Mini-Computers Security Risks

Another risk associated with cell phones includes the fact that anyone can get a credit card scanner and affix it to their cell phone and process credit card transactions.

Case in point there have been many incidents where wait-staff at restaurants have done just this instead of using their employer’s cash registers. In one such case a waitress was taking the credit card to process a customer’s check instead of scanning the card at the wait station’s computer.

In this case she pulled out her personal scanner and affixed it to her smart phone and put the charge on her device so that she personally received the funds.  When the customer reviewed their monthly statement they did not recognize the merchant’s name and questioned the charge to their account, and thus uncovered this diversion. Had the customer not reviewed their statements and questioned the charge, the employee would have gotten away with the crime.

There are handheld credit card processing machines available for merchants and they are in use in other countries, yet they have not been widely placed into service in the United States. Why? These devices come to the customer and they scan their card just like we all do at the cash register in most retail stores these days.  This way the card never leaves the hands of that customer, which is a much more secure process.

Another risk with smart phones is the fact that you can connect your phone to any computer that has a USB drive, or you can connect using Wi-Fi which many businesses offer for free to their customers or anyone within range. Once you are connected either you can upload files to your phone, or download malware or viruses to the computer, all with very little risk of being noticed.

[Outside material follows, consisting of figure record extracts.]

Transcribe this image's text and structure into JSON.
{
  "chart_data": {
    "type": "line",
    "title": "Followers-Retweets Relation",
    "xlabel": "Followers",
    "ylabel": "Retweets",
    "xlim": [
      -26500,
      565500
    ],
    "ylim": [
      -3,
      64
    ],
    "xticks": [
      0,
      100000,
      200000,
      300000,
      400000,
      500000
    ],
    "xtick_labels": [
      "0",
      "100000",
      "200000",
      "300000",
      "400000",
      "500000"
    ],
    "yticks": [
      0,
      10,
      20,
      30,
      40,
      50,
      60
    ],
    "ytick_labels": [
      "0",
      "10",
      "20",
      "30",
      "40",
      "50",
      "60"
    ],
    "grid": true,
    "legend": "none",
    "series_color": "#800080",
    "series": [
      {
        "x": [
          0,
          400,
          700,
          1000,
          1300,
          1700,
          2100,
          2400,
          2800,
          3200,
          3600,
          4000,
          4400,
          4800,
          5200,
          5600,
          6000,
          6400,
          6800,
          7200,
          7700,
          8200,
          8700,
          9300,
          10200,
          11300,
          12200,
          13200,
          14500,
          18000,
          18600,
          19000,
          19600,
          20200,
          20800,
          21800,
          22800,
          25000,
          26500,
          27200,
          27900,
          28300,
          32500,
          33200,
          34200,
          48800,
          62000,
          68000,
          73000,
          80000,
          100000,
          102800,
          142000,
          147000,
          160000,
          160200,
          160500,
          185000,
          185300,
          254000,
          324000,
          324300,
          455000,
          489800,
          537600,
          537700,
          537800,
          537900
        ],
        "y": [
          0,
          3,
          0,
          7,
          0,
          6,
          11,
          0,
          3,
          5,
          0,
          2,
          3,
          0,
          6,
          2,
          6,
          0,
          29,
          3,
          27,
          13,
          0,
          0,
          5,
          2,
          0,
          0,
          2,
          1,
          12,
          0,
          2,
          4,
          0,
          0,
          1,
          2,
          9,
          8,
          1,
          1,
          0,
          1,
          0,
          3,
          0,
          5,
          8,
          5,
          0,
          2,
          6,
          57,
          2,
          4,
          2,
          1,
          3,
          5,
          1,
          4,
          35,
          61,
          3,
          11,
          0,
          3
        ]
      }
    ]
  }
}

Security Risk Identification and Mitigation

So what can you as a business owner do to reduce or eliminate your cell phone security risks? There are many things that can be done depending on the type of business you operate and listed below are some of the basic security risk mitigation steps that everyone can take.

• Develop a cell phone policy and enforce it
• Do not allow employees to carry cell phones at work unless it is an essential part of their job
• Do not allow cell phones into security sensitive areas (i.e. locker rooms, restrooms, research and development areas, locations where sensitive documents are stored and so on…)
• Review your Wi-Fi service and determine your security risks with such. You can also set your settings for this service to minimize the use and features and look at blocking access to your intranet network through the Wi-Fi connection
• If your business uses equipment that relies on Bluetooth or Wi-Fi access check your settings often to insure the proper security measures are in place. Note: In a recent case it was found that medical devices using Wi-Fi allowed hackers an undetected route into the healthcare organization’s network
• Check to see what Wi-Fi access shows up within your business environment in case someone is spoofing your Wi-Fi or phishing in an attempt to acquire sensitive information such as usernames, passwords, and credit card details wirelessly

You can also ban cell phones on your company’s property, however this may be difficult to enforce.  As an example, many federal court facilities currently have such a ban, but cell phones still make their way inside.

Security Risk Assessment

Has your organization ever studied the risks associated with smart phones or cell cameras in the workplace? Do you have restrictions on the possession and use of cell phones at work? Do you have restrictions on these devices from entering sensitive or restricted areas? Do you know what the Best Practices are for cell phones at work?

Remember, a policy alone will not reduce your risks and it cannot prevent inappropriate use of cell phone cameras.  As a business owner or security professional you must insure that appropriate and reasonable security measures are in place and that you are taking the proper steps to address this issue.